= Broker pattern =

Distributed software architecture pattern

The broker pattern is an architectural pattern that can be used to structure distributed software systems with decoupled components that interact by remote procedure calls. A broker component is responsible for coordinating communication, such as forwarding requests, as well as transmitting results and exceptions.

== Definition ==

The broker pattern is an architecture pattern that involves the use of an intermediary software entity, called a "broker", to facilitate communication between two or more software components. The broker acts as a "middleman" between the components, allowing them to communicate without being aware of each other's existence.

In the broker pattern, the broker is responsible for receiving messages from one component and forwarding them to the appropriate recipient. The components that communicate through the broker are known as servers or clients. The broker may also perform additional tasks, such as filtering, modifying messages, ensuring a quality of service (QoS) (e.g. 0 for "at most once"), security, or providing additional services to the software components.
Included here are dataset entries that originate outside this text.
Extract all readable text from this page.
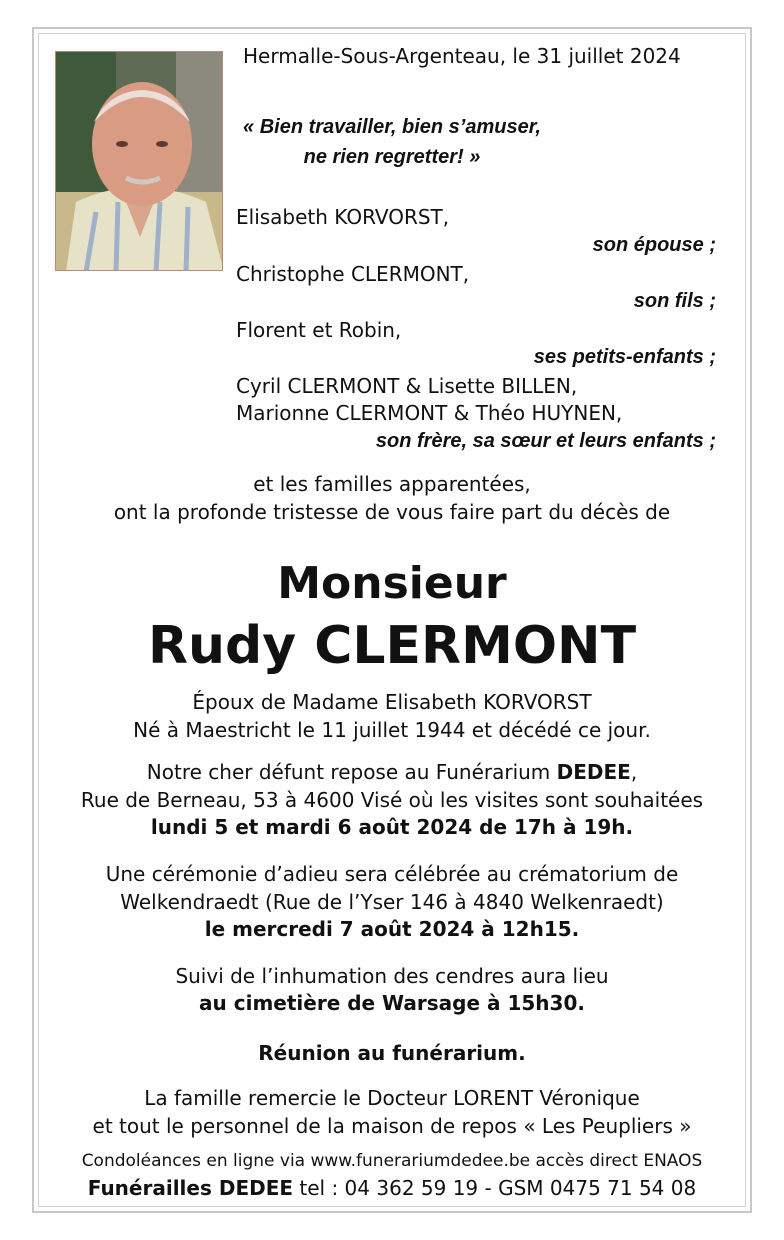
Hermalle-Sous-Argenteau, le 31 juillet 2024
« Bien travailler, bien s’amuser,
ne rien regretter! »
Elisabeth KORVORST,
son épouse ;
Christophe CLERMONT,
son fils ;
Florent et Robin,
ses petits-enfants ;
Cyril CLERMONT & Lisette BILLEN,
Marionne CLERMONT & Théo HUYNEN,
son frère, sa sœur et leurs enfants ;
et les familles apparentées,
ont la profonde tristesse de vous faire part du décès de
Monsieur
Rudy CLERMONT
Époux de Madame Elisabeth KORVORST
Né à Maestricht le 11 juillet 1944 et décédé ce jour.
Notre cher défunt repose au Funérarium DEDEE,
Rue de Berneau, 53 à 4600 Visé où les visites sont souhaitées
lundi 5 et mardi 6 août 2024 de 17h à 19h.
Une cérémonie d’adieu sera célébrée au crématorium de
Welkendraedt (Rue de l’Yser 146 à 4840 Welkenraedt)
le mercredi 7 août 2024 à 12h15.
Suivi de l’inhumation des cendres aura lieu
au cimetière de Warsage à 15h30.
Réunion au funérarium.
La famille remercie le Docteur LORENT Véronique
et tout le personnel de la maison de repos « Les Peupliers »
Condoléances en ligne via www.funerariumdedee.be accès direct ENAOS
Funérailles DEDEE tel : 04 362 59 19 - GSM 0475 71 54 08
The broker pattern allows the components to remain decoupled and focused on their own responsibilities, while still being able to communicate and collaborate with other components in the system. It can also be used to reduce the number of dependencies between components, making the system more flexible and easier to maintain.

== Terminology ==
Broker
- Maintain a routing table of registered software components.
- Maintain a filter table to reroute the transiting messages to the right software components.
- May assure additional functionalities such as information security and quality of service.

Server
- Software components responsible for sending a message out.
- It is also referred to as a publisher.

Client
- Software components that subscribed and await a specific message.
- It can also be referred to as a consumer or subscriber.

== Advantages ==
Source:

- Dynamic changes, additions, deletions, and relocations of components possible.
- One source of communication with the broker, which defines the interface.
- Components do not need to know each other.

== Disadvantages ==
- One central component that needs to be robust and efficiently written.
- No data consistency of transmitted messages.

== Real-life implementation of the pattern ==
- Message broker
- RabbitMQ
- MQTT

== Confusions around the pattern ==
The broker pattern and publish–subscribe pattern have some similarities and are sometimes confused. Nevertheless, when it comes to the representation, there are some core differences:
- The Broker architectural pattern is represented by a Many to One to Many diagram.